Он цепляется именно за него, потому что прекрасно понимает, как на нем играть, — не то чтобы это новая мысль, Кирихара уже думал об этом. И все же.
— Ты не уловил метафору? — Рид с досадой цыкает. — Я…
— На таких, как я, собаку съели, — перебивает его Кирихара и кривит губы. Ему не нравится обсуждать себя с незнакомыми людьми. А с Ридом и подавно. — Ну так и почему тогда вам нравится водить хороводы именно вокруг меня?
— Ну, — Рид задумчиво чешет щетину, — я бы не сказал, что я каждому такому парню с проблемной самооценкой уделяю столько внимания, не расстраивайся, иди на хер. Хотя бы потому, что большая их часть и вполовину не такая симпатичная, как ты.
Кирихара теряется. Разговор у них вполне серьезный: Рид не ерничает и не паясничает, как обычно, а, кажется, настроен на разумный диалог, и — вот, пожалуйста. Опять.
Кирихара до сих пор уверен, что его выставленные на всеобщее обозрение подкаты и неуемный флирт призваны лишь отвлекать внимание и забавлять окружающих. Кирихара даже не уверен, гей ли Рид: такие люди, люди-подстрекатели, люди-клоуны, склонны устраивать шоу из самых провокационных вещей.
— Вы со мной заигрываете? — напрямую спрашивает Кирихара, слегка наклоняя голову. — Я имею в виду: все эти попытки просто действовать всем на нервы, используя флирт со мной как рычаг, довольно очевидны. Но вот сейчас… Сейчас-то вы что делаете?
Не то чтобы ответ на что-то повлияет, но Кирихара старается понять. Вопрос собственной привлекательности его никогда особо не волновал, но вопрос его привлекательности в глазах Рида внезапно интригующе заскреб по эго.
Рид долго смотрит на него, прежде чем ответить. Обводит взглядом лицо, шею, руки, выглядывающие из коротких рукавов рубашки, и грудь, ползет ниже, к бедрам и ногам. Он не ухмыляется и даже не улыбается, когда возвращается глазами к его лицу и говорит:
— Ага. Заигрываю. Почему бы и нет?
Кирихара сглатывает.
У Эйдана Рида тяжелый взгляд — особенно когда не подернут глумливой пеленой, — но ничего такого, чего нельзя было бы выдержать. А потом Эйдан Рид улыбается. А потом проводит языком по верхней губе.

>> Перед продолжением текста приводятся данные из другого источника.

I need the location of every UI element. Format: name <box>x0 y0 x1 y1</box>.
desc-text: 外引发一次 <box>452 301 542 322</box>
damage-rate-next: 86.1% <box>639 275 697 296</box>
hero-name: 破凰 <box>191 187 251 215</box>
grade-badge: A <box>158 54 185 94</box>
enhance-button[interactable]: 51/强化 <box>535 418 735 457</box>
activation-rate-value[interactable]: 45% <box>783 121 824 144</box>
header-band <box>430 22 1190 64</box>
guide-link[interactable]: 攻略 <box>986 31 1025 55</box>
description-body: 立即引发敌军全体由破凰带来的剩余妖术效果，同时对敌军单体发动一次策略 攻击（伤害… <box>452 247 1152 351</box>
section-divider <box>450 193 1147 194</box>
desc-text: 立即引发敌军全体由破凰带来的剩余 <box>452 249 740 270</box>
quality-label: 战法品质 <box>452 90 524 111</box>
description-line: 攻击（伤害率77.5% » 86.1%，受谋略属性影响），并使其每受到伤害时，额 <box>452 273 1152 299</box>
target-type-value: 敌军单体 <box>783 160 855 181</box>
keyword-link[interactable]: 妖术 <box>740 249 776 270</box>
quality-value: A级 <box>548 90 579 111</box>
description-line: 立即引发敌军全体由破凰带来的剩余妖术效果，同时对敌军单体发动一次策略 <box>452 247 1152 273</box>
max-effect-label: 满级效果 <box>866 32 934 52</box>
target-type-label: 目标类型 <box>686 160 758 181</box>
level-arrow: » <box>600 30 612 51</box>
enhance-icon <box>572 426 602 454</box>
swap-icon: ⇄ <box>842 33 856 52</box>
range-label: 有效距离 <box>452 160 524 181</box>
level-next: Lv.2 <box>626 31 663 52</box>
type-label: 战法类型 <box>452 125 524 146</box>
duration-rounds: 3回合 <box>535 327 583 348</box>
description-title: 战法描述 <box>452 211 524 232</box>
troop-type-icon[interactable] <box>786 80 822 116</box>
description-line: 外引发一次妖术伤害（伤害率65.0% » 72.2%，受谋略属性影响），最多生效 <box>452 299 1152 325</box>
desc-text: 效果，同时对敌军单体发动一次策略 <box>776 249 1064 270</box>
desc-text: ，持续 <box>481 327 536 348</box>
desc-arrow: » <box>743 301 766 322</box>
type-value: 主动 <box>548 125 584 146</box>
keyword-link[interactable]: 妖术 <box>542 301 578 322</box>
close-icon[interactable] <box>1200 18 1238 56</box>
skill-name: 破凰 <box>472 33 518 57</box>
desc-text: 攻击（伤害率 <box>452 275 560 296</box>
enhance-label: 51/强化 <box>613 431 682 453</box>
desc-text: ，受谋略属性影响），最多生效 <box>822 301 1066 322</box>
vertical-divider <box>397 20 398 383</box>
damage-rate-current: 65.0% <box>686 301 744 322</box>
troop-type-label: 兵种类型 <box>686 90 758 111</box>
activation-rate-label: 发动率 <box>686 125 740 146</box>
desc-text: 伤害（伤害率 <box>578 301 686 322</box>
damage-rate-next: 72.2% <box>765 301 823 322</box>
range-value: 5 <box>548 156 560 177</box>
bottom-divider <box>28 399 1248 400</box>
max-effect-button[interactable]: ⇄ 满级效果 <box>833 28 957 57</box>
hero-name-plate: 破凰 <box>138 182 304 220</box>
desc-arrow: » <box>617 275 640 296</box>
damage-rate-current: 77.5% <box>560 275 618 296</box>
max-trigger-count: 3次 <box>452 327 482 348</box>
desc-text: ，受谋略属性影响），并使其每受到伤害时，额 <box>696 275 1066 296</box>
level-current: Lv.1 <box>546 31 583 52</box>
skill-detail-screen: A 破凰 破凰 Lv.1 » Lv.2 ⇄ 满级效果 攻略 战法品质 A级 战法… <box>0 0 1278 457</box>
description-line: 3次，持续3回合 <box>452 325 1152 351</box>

А в следующую секунду начинает хохотать, запрокидывая голову:
— Ох, ты бы видел свое лицо. Бесценно!
Кирихара променяет его на что угодно — даже приплатит сверху, только заберите этого мудака и увезите подальше.
Время, до того, казалось, замедлившееся, снова разгоняется до своей привычной скорости.
Отправляясь сюда, он был готов к любым рабочим трудностям, даже к перестрелкам с бандитами — теоретически. Но не к тому, что придется постоянно контактировать с кем-то, чья цель — всеми возможными способами вывести его из равновесия.
— Мне кажется, меня зовет инспектор. — Кирихара ведет бровью — мол, как хотите, так и понимайте, — допивает воду, ставит стакан в раковину с ржавым потеком от основания крана к стоку и разворачивается к двери.
— Невежливо так сбегать. — Рид смотрит на него своим взглядом валяющегося на солнце царя зверей, а осознав, что реплика действия не возымела, надувает губу. — Обижусь и не буду с тобой разговаривать.
— Это было бы крайне полезно для нашей сегодняшней встречи. — Кирихара растягивает губы в самой вежливой из своих улыбок, поправляет мокрой ладонью очки и добавляет: — Так что обижайтесь.
— Оу. — Рид коротко смеется, склоняя голову набок и подставляя под желтый свет гудящей лампы блестящую от пота шею. — Ты со всеми такой сердитый? Или я просто тебе не нравлюсь?